In any case, all was not lost when it was finally learned that there does exist a market for stuff that really works, namely DND. They do their due-diligence because it really does matter to them in a mortally vital way for stuff to work as advertized.
So let's imagine privatizing the forces, such that soldiers get their job-description changed to mercenary, and generals report to shareholders instead of government.
Do you really want to pay your tax-dollars to a private defense force when it is in their shareholders' interest to have the soldiers - I mean mercenaries - equipped as cheaply as possible?
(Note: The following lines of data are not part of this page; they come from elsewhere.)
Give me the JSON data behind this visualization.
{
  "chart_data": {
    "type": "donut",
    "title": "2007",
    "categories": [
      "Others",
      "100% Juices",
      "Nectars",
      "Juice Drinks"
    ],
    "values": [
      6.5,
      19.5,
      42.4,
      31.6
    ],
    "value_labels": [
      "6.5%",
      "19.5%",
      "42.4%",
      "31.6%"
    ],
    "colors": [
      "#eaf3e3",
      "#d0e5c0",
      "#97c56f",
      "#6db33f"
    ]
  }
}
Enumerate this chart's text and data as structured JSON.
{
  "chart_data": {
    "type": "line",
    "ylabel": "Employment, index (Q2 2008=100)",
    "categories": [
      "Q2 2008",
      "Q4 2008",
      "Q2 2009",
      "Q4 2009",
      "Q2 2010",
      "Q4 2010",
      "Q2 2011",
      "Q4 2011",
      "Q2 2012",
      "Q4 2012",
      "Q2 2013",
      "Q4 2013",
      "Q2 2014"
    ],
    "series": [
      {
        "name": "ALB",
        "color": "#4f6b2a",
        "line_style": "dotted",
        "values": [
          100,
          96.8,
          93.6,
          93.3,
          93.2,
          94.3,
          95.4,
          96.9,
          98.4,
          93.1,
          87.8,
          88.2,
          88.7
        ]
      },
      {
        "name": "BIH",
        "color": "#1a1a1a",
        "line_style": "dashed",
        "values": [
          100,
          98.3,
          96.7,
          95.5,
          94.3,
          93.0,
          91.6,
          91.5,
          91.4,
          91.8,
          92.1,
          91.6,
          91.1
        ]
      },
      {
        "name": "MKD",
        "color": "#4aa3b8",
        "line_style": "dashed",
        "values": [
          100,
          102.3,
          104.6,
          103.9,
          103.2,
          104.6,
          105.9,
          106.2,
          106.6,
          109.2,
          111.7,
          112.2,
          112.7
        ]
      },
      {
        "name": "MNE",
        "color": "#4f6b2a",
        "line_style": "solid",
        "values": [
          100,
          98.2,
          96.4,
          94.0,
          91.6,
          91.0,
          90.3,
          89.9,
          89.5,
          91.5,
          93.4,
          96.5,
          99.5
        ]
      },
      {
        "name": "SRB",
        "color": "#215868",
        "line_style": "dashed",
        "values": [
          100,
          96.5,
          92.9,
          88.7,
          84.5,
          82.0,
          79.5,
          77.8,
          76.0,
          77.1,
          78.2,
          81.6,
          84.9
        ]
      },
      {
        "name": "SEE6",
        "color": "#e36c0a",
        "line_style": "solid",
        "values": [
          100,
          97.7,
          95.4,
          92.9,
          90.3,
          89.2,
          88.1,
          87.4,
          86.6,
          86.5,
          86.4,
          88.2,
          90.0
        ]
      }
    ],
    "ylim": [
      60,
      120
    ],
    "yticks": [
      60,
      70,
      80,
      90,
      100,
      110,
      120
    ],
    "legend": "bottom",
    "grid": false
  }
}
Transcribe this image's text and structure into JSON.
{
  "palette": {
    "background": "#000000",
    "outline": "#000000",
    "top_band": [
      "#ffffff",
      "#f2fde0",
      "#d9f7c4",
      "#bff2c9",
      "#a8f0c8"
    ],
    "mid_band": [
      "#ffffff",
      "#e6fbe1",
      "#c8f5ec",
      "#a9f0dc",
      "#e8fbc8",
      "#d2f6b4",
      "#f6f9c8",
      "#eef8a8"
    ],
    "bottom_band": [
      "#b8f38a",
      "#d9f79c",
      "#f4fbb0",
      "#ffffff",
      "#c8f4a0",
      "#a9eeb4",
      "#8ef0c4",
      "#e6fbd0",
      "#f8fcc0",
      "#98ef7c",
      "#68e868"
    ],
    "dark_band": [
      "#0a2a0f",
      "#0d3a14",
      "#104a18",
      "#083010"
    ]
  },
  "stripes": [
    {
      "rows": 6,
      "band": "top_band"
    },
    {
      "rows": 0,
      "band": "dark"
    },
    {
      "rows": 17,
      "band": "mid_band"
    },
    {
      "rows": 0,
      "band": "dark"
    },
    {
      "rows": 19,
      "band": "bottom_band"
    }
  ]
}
For that matter, if you're a fighter, do you really want to sign up and become a soldier - I mean sign an all-rights-surrendered waiver to become a mercenary - for an organization ultimately ruled by shareholders who get higher profits when they equip you with cheaper weapons and gear?
I am more than happy to pull out of the UN and their global government ideals.
Well, in case you're curious why Canada sent jets to Libya...
It used to be that the UN mandate was to prevent big wars between nations, but the UN was strictly forbidden from meddling in the internal affairs of sovereign states. If leadership of a nation wanted to kill it's own people, that was declared to be none of the UN's business.
Then a Canadian general watched a genocidal massacre in Rwanda. He begged for authorization to intervene, but was blocked by the politicians because Ottawa would not intervene unilaterally and would only participate if it was a UN operation, but the UN charter didn't allow for meddling in Rwanda because it was classified as an internal affair.
So Canadian Loyd Axworthy started lobbying, and over a long process managed to get the UN charter changed to allow the UN to meddle in internal affairs should a government start slaughtering its own people.
That change to the UN mandate is what gave the UN license to attack Gaddafi's forces in order to stop him from killing his own people.
Because it was Canada to spear-head the change to the UN charter enabling the attack on Gaddafi, you better believe Canada had to be there if that charter-change was going to actually be used.